Les profits tuent ils le capitalisme ?
08 juillet 2010
On l'entend souvent, les entreprises voient trop à court terme, sont obsédées par les profits trimestriels, et n'investissent pas assez dans le futur et le moyen/long terme.
Certains de ceux qui se lancent dans ces tirades ont en tête que c'est l'Etat qui seul peut penser ainsi loin et dans le futur; et vite fait on enchaîne vers une société idéale où on nationalise tout, on met Staline ou Mao aux commandes, et tout baigne. Malheureusement, on a déjà vu Staline et Mao à l'oeuvre, et on a pu constater que ce n'était pas aussi facile que ça.
C'est pourquoi il est d'autant plus intéressant de lire cet article paru cette semaine dans le New York Times, et repris dans le Herald Tribune :"Are profits hurting capitalism ?"; écrit par Yves Smith, auteur du blog Naked Capitalism, et Rob Parenteau, dirigeant d'en société de conseil financier.
Les deux auteurs nous font remarquer que depuis près de quinze ans, les entreprises ont eu tendance à faire plus d'économies, et à investir moins. Ceci concerne les Etats-Unis, comme l'Europe, mais aussi la Chine et le Japon. Obsédées par leurs "quarterly earnings", et de montrer des profits à court terme, elles évitent d'investir dans le futur.
Car c'est sûr, développer de nouveaux produits, acheter de nouveaux équipements, ou se développer géographiquement, ce n'est pas gratuit; il faut claquer de l'argent dans des recherches marketing, dans des consultants, le design de produits, des avocats, bref tout un tas de prestataires et partenaires.
Alors, au lieu de payer toutes ces dépenses, et prestataires, et investissements, les entreprises n'ont-elles pas plutôt tendance à choisir de gonfler les profits, ce qui permet d'affecter l'argent à d'autres destinataires: les actionnaires via les dividendes, les bonus de plus en plus gros des dirigeants, les spéculations financières, qui permettent de faire encore plus de fric avec le fric ainsi sauvé et dégagé...?
On pourrait penser que cela résulte d'un manque d'opportunités d'investissements; car il est forcément préférable de réaliser son bénéfice que de l'investir dans un choix hasardeux; oui, on est d'accord. Mais c'est un peu réducteur, car il est difficile de croire qu'il n'existe plus de domaines d'investissements rentables.
Alors, si les entreprises préfèrent mettre leur argent dans les poches des actionnaires et dans les bonus des dirigeants plutôt que dans l'investissement, à qui va revenir de faire ces investissements ? Les auteurs ont leur réponse : c'est l'Etat et le secteur de l'import-export.
Mais, drame de drame, l'Etat est justement en train d'imaginer l'inverse : moins de dépenses, plans d'austérité, etc..

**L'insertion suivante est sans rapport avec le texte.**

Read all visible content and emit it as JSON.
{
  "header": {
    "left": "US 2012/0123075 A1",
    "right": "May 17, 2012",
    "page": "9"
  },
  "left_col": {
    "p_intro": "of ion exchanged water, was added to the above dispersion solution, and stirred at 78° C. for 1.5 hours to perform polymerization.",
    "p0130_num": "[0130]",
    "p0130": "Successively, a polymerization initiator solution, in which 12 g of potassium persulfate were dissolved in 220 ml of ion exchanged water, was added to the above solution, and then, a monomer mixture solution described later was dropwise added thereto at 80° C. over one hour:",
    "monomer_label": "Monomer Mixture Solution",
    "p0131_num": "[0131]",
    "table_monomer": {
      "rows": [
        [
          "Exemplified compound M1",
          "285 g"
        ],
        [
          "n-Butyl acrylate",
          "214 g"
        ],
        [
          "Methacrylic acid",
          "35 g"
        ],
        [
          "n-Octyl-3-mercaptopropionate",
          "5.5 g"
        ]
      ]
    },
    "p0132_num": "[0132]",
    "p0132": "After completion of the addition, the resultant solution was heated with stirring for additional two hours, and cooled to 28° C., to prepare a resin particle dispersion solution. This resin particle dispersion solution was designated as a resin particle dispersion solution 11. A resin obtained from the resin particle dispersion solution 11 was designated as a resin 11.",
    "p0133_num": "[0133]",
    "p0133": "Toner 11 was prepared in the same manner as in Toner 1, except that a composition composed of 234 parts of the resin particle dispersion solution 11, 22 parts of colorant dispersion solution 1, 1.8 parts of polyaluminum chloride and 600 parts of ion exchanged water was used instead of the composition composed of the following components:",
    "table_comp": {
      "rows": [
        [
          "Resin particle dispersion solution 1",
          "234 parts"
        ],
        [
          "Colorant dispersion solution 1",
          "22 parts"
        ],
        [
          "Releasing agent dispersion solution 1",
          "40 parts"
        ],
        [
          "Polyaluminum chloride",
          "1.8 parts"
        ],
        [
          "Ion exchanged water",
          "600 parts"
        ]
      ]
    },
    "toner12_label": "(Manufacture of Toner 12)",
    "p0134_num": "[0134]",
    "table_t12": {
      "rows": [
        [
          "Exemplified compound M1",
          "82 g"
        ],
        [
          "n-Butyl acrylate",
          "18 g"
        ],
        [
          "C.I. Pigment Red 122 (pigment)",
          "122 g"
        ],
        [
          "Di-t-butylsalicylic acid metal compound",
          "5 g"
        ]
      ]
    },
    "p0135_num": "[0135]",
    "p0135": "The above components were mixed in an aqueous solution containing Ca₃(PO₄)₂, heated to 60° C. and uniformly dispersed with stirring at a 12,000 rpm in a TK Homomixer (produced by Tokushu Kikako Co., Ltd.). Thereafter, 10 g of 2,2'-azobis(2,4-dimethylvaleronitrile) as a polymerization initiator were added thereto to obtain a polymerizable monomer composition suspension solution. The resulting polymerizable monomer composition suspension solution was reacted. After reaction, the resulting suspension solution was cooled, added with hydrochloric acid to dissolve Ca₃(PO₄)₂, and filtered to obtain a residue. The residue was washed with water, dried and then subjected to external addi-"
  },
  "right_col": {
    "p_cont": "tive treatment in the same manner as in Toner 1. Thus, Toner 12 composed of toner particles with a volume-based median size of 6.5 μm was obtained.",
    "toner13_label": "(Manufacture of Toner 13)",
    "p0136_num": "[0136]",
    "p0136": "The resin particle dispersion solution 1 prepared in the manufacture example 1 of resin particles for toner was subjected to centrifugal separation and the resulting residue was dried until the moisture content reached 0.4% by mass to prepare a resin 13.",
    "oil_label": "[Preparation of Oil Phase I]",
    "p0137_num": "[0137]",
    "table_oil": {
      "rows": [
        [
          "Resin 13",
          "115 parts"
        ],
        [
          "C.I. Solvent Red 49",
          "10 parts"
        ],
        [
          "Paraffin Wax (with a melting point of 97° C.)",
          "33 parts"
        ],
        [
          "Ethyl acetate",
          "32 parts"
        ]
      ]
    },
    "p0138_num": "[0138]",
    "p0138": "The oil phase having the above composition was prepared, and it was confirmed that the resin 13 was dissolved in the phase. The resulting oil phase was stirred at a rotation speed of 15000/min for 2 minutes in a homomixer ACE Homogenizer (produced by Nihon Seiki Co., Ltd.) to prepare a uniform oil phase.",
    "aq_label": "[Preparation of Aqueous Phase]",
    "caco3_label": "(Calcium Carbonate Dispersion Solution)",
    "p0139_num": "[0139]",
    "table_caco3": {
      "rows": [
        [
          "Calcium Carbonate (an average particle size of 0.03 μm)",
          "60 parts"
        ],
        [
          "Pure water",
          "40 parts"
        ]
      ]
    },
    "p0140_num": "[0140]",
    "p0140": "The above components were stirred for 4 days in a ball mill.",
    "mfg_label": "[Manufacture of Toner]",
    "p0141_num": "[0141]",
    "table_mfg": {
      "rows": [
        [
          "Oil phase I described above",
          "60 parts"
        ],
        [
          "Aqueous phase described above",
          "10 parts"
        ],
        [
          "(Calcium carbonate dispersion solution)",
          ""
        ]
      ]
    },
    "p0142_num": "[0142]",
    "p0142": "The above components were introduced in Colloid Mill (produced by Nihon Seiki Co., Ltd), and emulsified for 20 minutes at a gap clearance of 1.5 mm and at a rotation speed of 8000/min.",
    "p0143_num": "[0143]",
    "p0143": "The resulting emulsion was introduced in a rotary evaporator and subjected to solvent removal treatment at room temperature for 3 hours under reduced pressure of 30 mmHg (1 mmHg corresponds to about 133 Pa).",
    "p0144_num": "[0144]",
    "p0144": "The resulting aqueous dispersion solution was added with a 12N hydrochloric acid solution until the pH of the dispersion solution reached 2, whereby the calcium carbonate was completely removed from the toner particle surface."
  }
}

Résultat prévisible : moins de croissance, les salaires qui baissent, profits qui chutent, baisse des prix, déflation, récession, dépression...
C'est pourquoi Yves et Rob pensent que la solution, c'est d'inciter plus que jamais les entreprises à réinvestir leurs profits dans leur business. C'est une question vitale.
Et la conclusion de leur article vaut la peine :
C'est la poursuite d'une croissance rentable qui a été le meilleur moteur de la prospérité depuis la révolution industrielle. Aujourd'hui, les dirigeants des entreprises sont récompensés pour leur myopie et leur spéculation, minant ainsi le vrai capitalisme. Nous avons besoin de régulation pour empêcher ce développement destructeur; et reconnaître que les déficits de l'Etat ne font que compenser l'argent économisé, et non investi, par les entreprises. En ce sens, ces déficits sont considérés par nos deux auteurs comme nécessaires et salutaires.
C'est sûr que cet article, à l'heure où l'on entend à longueur de journée notre gouvernement et nos politiques clamer le besoin de réduire drastiquement la dépense, et où l'on constate que les profits redistribués en bonus et dividendes enflent, ne peut que nous aider à être un peu moins les moutons bêlants abrutis par la pensée unique.
Cet article nous fait revenir au fondamental : ce qui fait le développement du capitalisme et de l'entreprise, au sens de l'entrepreneurship, c'est d'abord la prise de risque et l'investissement.
Et oui... Mais attention à l'inverse. Les startups innovantes ont souvent tendance à ne faire qu'investir dans l'avenir sans prendre le temps de faire du chiffre et de servir les clients actuels...
Rédigé par : Romain Cherchi | 08 juillet 2010 à 21:58
C'est donc de vision dont il est question? Laisser tomber le sacro saint principe de précaution pour enfin croire en l'avenir...
Rédigé par : Franck Joseph-Maurin | 15 juillet 2010 à 21:04
Bel été placé sous le signe de la littérature et du bien-être. Pascal, journaliste et auteur.